Sulawesi Utara
Menuju Sulut Maju, Sejahtera dan Berkelanjutan

Buruh dan Pengusaha Tolak Kenaikan Iuran BPJS Kesehatan: Ini Kata Istana dan DPR

Buntut dari defisitnya BPJS Kesehatan berimbas kepada naiknya besaran iuran. Tentu hal tersebut bukan perkara mudah bagi para pesertanya.

Penulis: Tim Tribun Manado | Editor: Lodie_Tombeg
Tribun manado / Siti Nurjanah
Kartu BPJS Kesehatan 

TRIBUNMANADO.CO.ID, JAKARTA - Buntut dari defisitnya BPJS Kesehatan berimbas kepada naiknya besaran iuran. Tentu hal tersebut bukan perkara mudah bagi para pesertanya. Penolakan demi penolakan terus bermunculan terkait rencana tersebut. Presiden Konfederasi Serikat Pekerja Indonesia (KSPI) Said Iqbal mengatakan, para buruh akan menggelar aksi demo besar-besaran untuk menentang rencana pemerintah tersebut.
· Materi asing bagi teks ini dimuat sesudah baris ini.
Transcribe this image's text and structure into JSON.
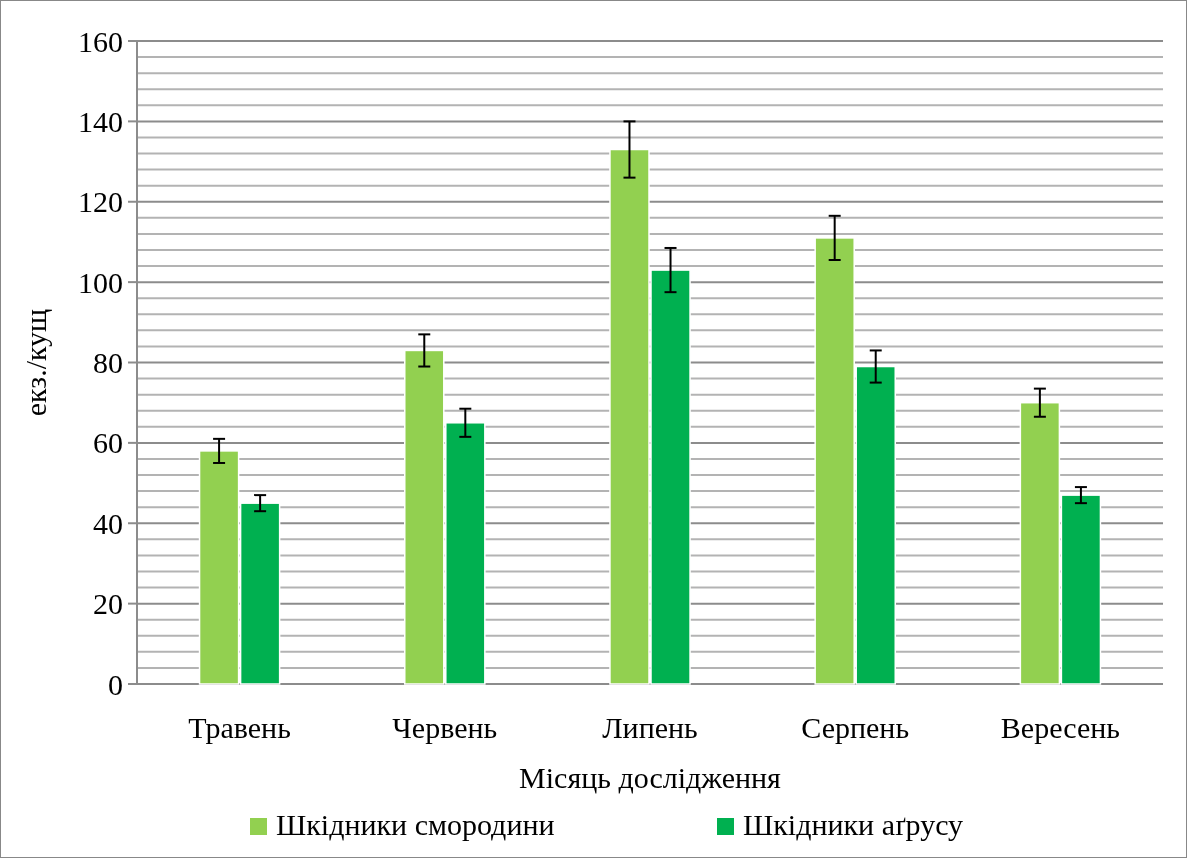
{
  "chart_data": {
    "type": "bar",
    "xlabel": "Місяць дослідження",
    "ylabel": "екз./кущ",
    "categories": [
      "Травень",
      "Червень",
      "Липень",
      "Серпень",
      "Вересень"
    ],
    "series": [
      {
        "name": "Шкідники смородини",
        "color": "#92d050",
        "values": [
          58,
          83,
          133,
          111,
          70
        ],
        "errors": [
          3,
          4,
          7,
          5.5,
          3.5
        ]
      },
      {
        "name": "Шкідники аґрусу",
        "color": "#00b050",
        "values": [
          45,
          65,
          103,
          79,
          47
        ],
        "errors": [
          2,
          3.5,
          5.5,
          4,
          2
        ]
      }
    ],
    "ylim": [
      0,
      160
    ],
    "yticks": [
      0,
      {
        "value": 4,
        "label": null
      },
      {
        "value": 8,
        "label": null
      },
      {
        "value": 12,
        "label": null
      },
      {
        "value": 16,
        "label": null
      },
      20,
      {
        "value": 24,
        "label": null
      },
      {
        "value": 28,
        "label": null
      },
      {
        "value": 32,
        "label": null
      },
      {
        "value": 36,
        "label": null
      },
      40,
      {
        "value": 44,
        "label": null
      },
      {
        "value": 48,
        "label": null
      },
      {
        "value": 52,
        "label": null
      },
      {
        "value": 56,
        "label": null
      },
      60,
      {
        "value": 64,
        "label": null
      },
      {
        "value": 68,
        "label": null
      },
      {
        "value": 72,
        "label": null
      },
      {
        "value": 76,
        "label": null
      },
      80,
      {
        "value": 84,
        "label": null
      },
      {
        "value": 88,
        "label": null
      },
      {
        "value": 92,
        "label": null
      },
      {
        "value": 96,
        "label": null
      },
      100,
      {
        "value": 104,
        "label": null
      },
      {
        "value": 108,
        "label": null
      },
      {
        "value": 112,
        "label": null
      },
      {
        "value": 116,
        "label": null
      },
      120,
      {
        "value": 124,
        "label": null
      },
      {
        "value": 128,
        "label": null
      },
      {
        "value": 132,
        "label": null
      },
      {
        "value": 136,
        "label": null
      },
      140,
      {
        "value": 144,
        "label": null
      },
      {
        "value": 148,
        "label": null
      },
      {
        "value": 152,
        "label": null
      },
      {
        "value": 156,
        "label": null
      },
      160
    ],
    "grid": true,
    "legend": "bottom"
  }
}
"Pasti ada aksi, kalau pemerintah bersikeras menaikan iuran pasti akan ada perlawanan, pertama melalui gerakan, hukum dan politik," ujarnya.

Baca: Keluarga Dosen IAIN Surakarta Diteror Netizen

Said memastikan protes buruh tidak hanya akan berhenti hanya dengan demonstrasi. Sebab kenaikan iuran BPJS Kesehatan jelas akan memberatkan masyarakat, tidak hanya buruh. KSPI meminta pemerintah memikirkan daya beli dan pendapatan masyarakat. Sebab dengan kenaikan iuran BPJS Kesehatan, maka uang masyarakat akan dipotong lebih banyak.

"Misal untuk kelas III naiknya jadi Rp 42.000 kan. Kalau peserta mandiri satu istri, satu suami dan 3 anak, berarti Rp 42.000 kali 5 orang sudah Rp 210.000," kata dia.

"Bagi orang Jakarta yang upah minimum non buruh Rp 3,9 juta mungkin enggak terasa naik jadi Rp 210.000 keluar. Tapi gimana pekerja di daerah lain dengan UMP yang lebih kecil?" sambungnya. Said yakin aksi buruh akan mendapatkan dukungan dari kelompak masyarakat lainnya sebab dampak iuran BPJS Kesehatan akan dirasakan oleh pekerja lainnya.

Protes juga datang dari kalangan pengusaha. Ketua Asosiasi Pertekstilan Indonesia (API) Ade Sudrajat Usman mengatakan besaran kenaikan iuran BPJS Kesehatan seperti usulan Menteri Keuangan menjadi 5 persen terhadap upah bulanan dengan nilai maksimum upah Rp 12 juta, dari yang sebelumnya Rp 8 juta tidak bisa dipukul rata untuk seluruh Indonesia. Sebab kata Ade setiap daerah memiliki tingkat upah minimum yang beragam.

"BPJS Kesehatan seharusnya bukan hanya main pungut dengan persentase tertentu, tapi juga harus berasaskan keadilan, karena kalau berdasarkan persentase, dasarnya UMKM ( Upah Minimum Kota/Kabupaten) di Jawa Tengah akan lebih kecil iurannya jika dibandingkan dengan kawasan Karawang, Garut dan lainnya," ujar Ade.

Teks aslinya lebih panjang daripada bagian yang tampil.